The most common types of vascular access used for hemodialysis are the arteriovenous (AV) fistula and the expanded polytetrafluoroethylene (ePTFE) graft. A surgeon creates an AV fistula by directly connecting an artery to a vein, usually in the forearm. The increased blood flow causes the vein to hypertrophy so that it can be used for repeated needle insertions. A graft connects an artery to a vein by using a synthetic tube of ePTFE, usually in the shape of a loop. It does not require as much time to mature as a fistula, so it can be used soon after placement. The direct purpose of the graft is to provide a vessel that is close to the skin (unlike the arteries) and has a high enough pressure to provide a sustained flow rate over 300 ml/min without collapsing (unlike the veins).

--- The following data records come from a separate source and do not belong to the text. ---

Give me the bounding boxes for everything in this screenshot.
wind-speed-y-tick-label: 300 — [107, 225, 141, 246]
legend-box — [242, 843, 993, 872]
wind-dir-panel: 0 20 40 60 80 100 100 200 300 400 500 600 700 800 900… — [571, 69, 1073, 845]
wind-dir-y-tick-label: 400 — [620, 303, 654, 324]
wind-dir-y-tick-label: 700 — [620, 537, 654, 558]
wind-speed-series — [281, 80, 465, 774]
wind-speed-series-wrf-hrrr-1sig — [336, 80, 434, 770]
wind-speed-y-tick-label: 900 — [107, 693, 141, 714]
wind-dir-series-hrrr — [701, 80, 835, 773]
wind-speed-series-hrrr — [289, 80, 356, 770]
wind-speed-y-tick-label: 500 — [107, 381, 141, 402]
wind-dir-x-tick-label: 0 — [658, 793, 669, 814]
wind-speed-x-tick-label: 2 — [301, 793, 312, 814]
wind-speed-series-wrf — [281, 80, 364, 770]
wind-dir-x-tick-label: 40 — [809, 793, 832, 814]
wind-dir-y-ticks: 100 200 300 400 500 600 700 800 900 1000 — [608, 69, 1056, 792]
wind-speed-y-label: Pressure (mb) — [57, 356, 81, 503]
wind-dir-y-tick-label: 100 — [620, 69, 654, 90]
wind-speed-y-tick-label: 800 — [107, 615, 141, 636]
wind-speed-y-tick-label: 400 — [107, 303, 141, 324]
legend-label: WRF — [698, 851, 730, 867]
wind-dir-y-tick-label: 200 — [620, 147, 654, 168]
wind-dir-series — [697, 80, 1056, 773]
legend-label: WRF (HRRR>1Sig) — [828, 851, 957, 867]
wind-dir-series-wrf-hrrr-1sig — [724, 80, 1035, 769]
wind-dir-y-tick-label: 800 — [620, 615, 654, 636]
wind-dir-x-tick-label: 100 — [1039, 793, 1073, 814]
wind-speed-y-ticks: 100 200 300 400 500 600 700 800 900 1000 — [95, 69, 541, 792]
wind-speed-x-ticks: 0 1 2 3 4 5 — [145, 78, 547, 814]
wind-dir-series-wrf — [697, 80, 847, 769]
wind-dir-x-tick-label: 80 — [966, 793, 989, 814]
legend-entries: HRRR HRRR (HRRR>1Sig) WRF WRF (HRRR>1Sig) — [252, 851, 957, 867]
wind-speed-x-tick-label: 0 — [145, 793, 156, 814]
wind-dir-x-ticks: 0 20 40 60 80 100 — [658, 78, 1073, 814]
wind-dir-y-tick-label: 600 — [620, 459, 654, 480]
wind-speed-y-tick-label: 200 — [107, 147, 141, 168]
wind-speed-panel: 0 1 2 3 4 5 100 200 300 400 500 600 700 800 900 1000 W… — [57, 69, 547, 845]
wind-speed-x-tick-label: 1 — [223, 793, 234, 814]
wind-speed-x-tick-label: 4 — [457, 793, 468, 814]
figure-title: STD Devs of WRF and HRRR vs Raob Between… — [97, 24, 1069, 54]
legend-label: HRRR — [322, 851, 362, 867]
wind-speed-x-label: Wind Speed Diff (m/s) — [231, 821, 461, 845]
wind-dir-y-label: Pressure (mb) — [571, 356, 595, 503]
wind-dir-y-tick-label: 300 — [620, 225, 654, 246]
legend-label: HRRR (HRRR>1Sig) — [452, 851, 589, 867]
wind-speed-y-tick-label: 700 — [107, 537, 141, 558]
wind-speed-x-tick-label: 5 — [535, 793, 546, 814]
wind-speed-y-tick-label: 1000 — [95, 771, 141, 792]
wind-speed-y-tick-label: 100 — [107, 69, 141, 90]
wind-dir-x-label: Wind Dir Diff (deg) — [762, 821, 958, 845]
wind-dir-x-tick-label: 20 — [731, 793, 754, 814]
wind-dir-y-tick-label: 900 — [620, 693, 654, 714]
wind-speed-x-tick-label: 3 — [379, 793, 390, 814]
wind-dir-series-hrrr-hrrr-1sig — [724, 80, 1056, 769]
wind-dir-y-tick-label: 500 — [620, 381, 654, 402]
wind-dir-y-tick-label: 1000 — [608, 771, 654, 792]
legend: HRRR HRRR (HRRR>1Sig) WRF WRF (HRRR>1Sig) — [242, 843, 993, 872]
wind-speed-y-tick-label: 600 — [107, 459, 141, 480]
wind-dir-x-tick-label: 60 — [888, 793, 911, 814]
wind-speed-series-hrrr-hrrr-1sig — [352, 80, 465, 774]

Both types of vascular access can have complications that require further treatment or surgery [1,2]. The data analysis of the Dialysis Outcomes Quality Initiative panel [2,3] suggests a primary patency of 85% for AV fistulas at one year and 75% at two years, whereas the ePTFE graft patency can be as low as 50% after one year and 20% at two years. These data exclude fistulae that did not mature adequately to support hemodialysis.

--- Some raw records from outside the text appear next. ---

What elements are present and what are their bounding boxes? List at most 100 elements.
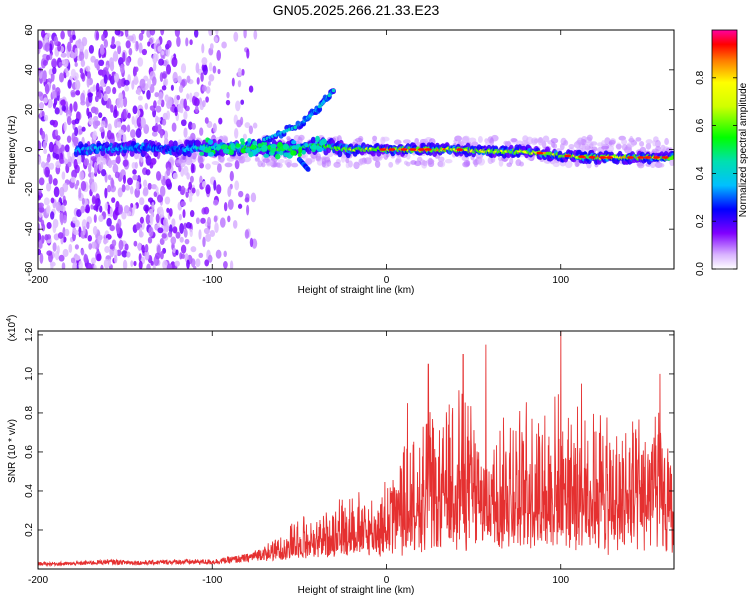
heatmap-cell	[252, 140, 258, 146]
heatmap-cell	[205, 96, 209, 103]
heatmap-cell	[209, 43, 214, 50]
heatmap-cell	[98, 112, 103, 119]
heatmap-cell	[167, 231, 173, 238]
heatmap-cell	[122, 51, 126, 63]
heatmap-cell	[53, 186, 60, 198]
heatmap-cell	[122, 96, 128, 108]
heatmap-cell	[141, 244, 145, 254]
heatmap-cell	[669, 158, 674, 167]
heatmap-cell	[38, 40, 43, 50]
colorbar: 0.0 0.2 0.4 0.6 0.8 Normalized spectral ampl…	[695, 29, 749, 276]
heatmap-cell	[161, 233, 167, 239]
heatmap-cell	[72, 262, 78, 269]
heatmap-cell	[67, 41, 72, 52]
colorbar-gradient	[711, 29, 738, 270]
heatmap-cell	[163, 225, 170, 232]
heatmap-cell	[80, 100, 86, 106]
heatmap-cell	[552, 160, 560, 168]
heatmap-cell	[225, 99, 231, 106]
heatmap-cell	[80, 205, 85, 214]
heatmap-cell	[519, 161, 524, 167]
heatmap-cell	[99, 126, 105, 133]
heatmap-cell	[60, 99, 66, 106]
heatmap-cell	[186, 93, 190, 100]
heatmap-cell	[354, 137, 363, 143]
y-tick-label: 0.4	[24, 484, 35, 498]
heatmap-cell	[578, 155, 586, 159]
heatmap-cell	[161, 118, 167, 126]
heatmap-cell	[153, 62, 157, 72]
heatmap-cell	[116, 249, 122, 257]
heatmap-cell	[153, 191, 158, 198]
heatmap-cell	[52, 90, 57, 99]
heatmap-cell	[185, 155, 192, 163]
heatmap-cell	[48, 174, 53, 185]
heatmap-cell	[60, 30, 65, 40]
heatmap-cell	[577, 137, 584, 145]
heatmap-cell	[180, 244, 187, 254]
heatmap-cell	[171, 56, 178, 68]
spectrogram-x-label: Height of straight line (km)	[298, 285, 415, 296]
heatmap-cell	[112, 163, 119, 174]
heatmap-cell	[145, 214, 151, 225]
heatmap-cell	[38, 91, 43, 97]
heatmap-cell	[166, 167, 171, 177]
heatmap-cell	[201, 57, 208, 66]
heatmap-cell	[189, 175, 194, 183]
heatmap-cell	[661, 156, 669, 159]
heatmap-cell	[117, 44, 122, 55]
heatmap-cell	[375, 155, 381, 160]
heatmap-cell	[297, 152, 302, 158]
heatmap-cell	[151, 183, 157, 190]
heatmap-cell	[139, 78, 146, 89]
heatmap-cell	[637, 162, 645, 169]
heatmap-cell	[254, 157, 261, 163]
heatmap-cell	[46, 54, 50, 61]
heatmap-cell	[133, 75, 139, 86]
heatmap-cell	[149, 30, 156, 36]
heatmap-cell	[91, 241, 97, 249]
heatmap-cell	[541, 139, 546, 147]
heatmap-cell	[305, 157, 312, 163]
heatmap-cell	[146, 263, 151, 269]
heatmap-cell	[202, 64, 208, 76]
heatmap-cell	[55, 201, 62, 212]
heatmap-cell	[179, 236, 184, 243]
heatmap-cell	[257, 143, 263, 148]
heatmap-cell	[46, 221, 52, 230]
heatmap-cell	[563, 139, 569, 146]
heatmap-cell	[237, 80, 242, 88]
heatmap-cell	[121, 184, 126, 193]
heatmap-cell	[155, 171, 162, 181]
heatmap-cell	[438, 160, 446, 168]
heatmap-cell	[635, 137, 642, 142]
heatmap-cell	[111, 179, 115, 189]
heatmap-cell	[111, 239, 117, 247]
heatmap-cell	[201, 85, 207, 92]
y-tick-label: -60	[24, 261, 35, 276]
heatmap-cell	[102, 157, 107, 165]
heatmap-cell	[111, 40, 115, 46]
snr-y-ticks: 0.2 0.4 0.6 0.8 1.0 1.2	[24, 328, 674, 537]
heatmap-cell	[131, 80, 135, 90]
heatmap-cell	[80, 249, 85, 256]
heatmap-cell	[138, 32, 144, 41]
heatmap-cell	[66, 116, 72, 126]
heatmap-cell	[215, 249, 222, 259]
heatmap-cell	[105, 85, 111, 95]
heatmap-cell	[208, 80, 212, 86]
heatmap-cell	[87, 235, 93, 242]
heatmap-cell	[127, 112, 131, 119]
heatmap-cell	[50, 197, 55, 204]
heatmap-cell	[140, 30, 145, 35]
heatmap-cell	[162, 112, 168, 121]
heatmap-cell	[74, 47, 78, 57]
heatmap-cell	[44, 114, 49, 122]
heatmap-cell	[114, 30, 121, 36]
heatmap-cell	[530, 137, 539, 144]
heatmap-cell	[97, 235, 102, 245]
heatmap-cell	[214, 37, 219, 43]
heatmap-cell	[217, 68, 221, 75]
y-tick-label: -20	[24, 182, 35, 197]
heatmap-cell	[122, 159, 129, 167]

Over the last thirty years, hemodialysis vascular access dysfunction has been a major cause of morbidity and hospitalization among hemodialysis patients worldwide [4]. In the US alone, it is responsible for the hospitalization of more than 20% of patients with end-stage renal disease, at an annual cost of 1 billion dollars [2]. Novel monitoring and intervention programs, such as balloon angioplasty and surgery to open or bypass the stenosed segment, have improved the patency of native fistulae as well as ePTFE grafts, but at a significant financial cost. The expense of creating and maintaining vascular access for patients on dialysis accounts for a significant portion of any health care system. The intervention rates for ePTFE grafts are currently running six times higher than for fistulae [5]. While infections account for 10–15% of the failure of the ePTFE grafts, the leading cause of access failure is from loss of patency due to venous stenosis. Venous stenosis is the result of neointimal hyperplasia and luminal narrowing or occlusion [6-8], either at the site of venous anastomosis or in the downstream (proximal) vein. We assume that both AV fistulae and ePTFE grafts have similar mechanisms of venous neointimal hyperplasia. However, these accesses are inherently different with different flow characteristics. The model described here is more likely to be applicable to ePTFE grafts, rather than AV fistulae, due to exuberant inflammation produced by synthetic ePTFE graft.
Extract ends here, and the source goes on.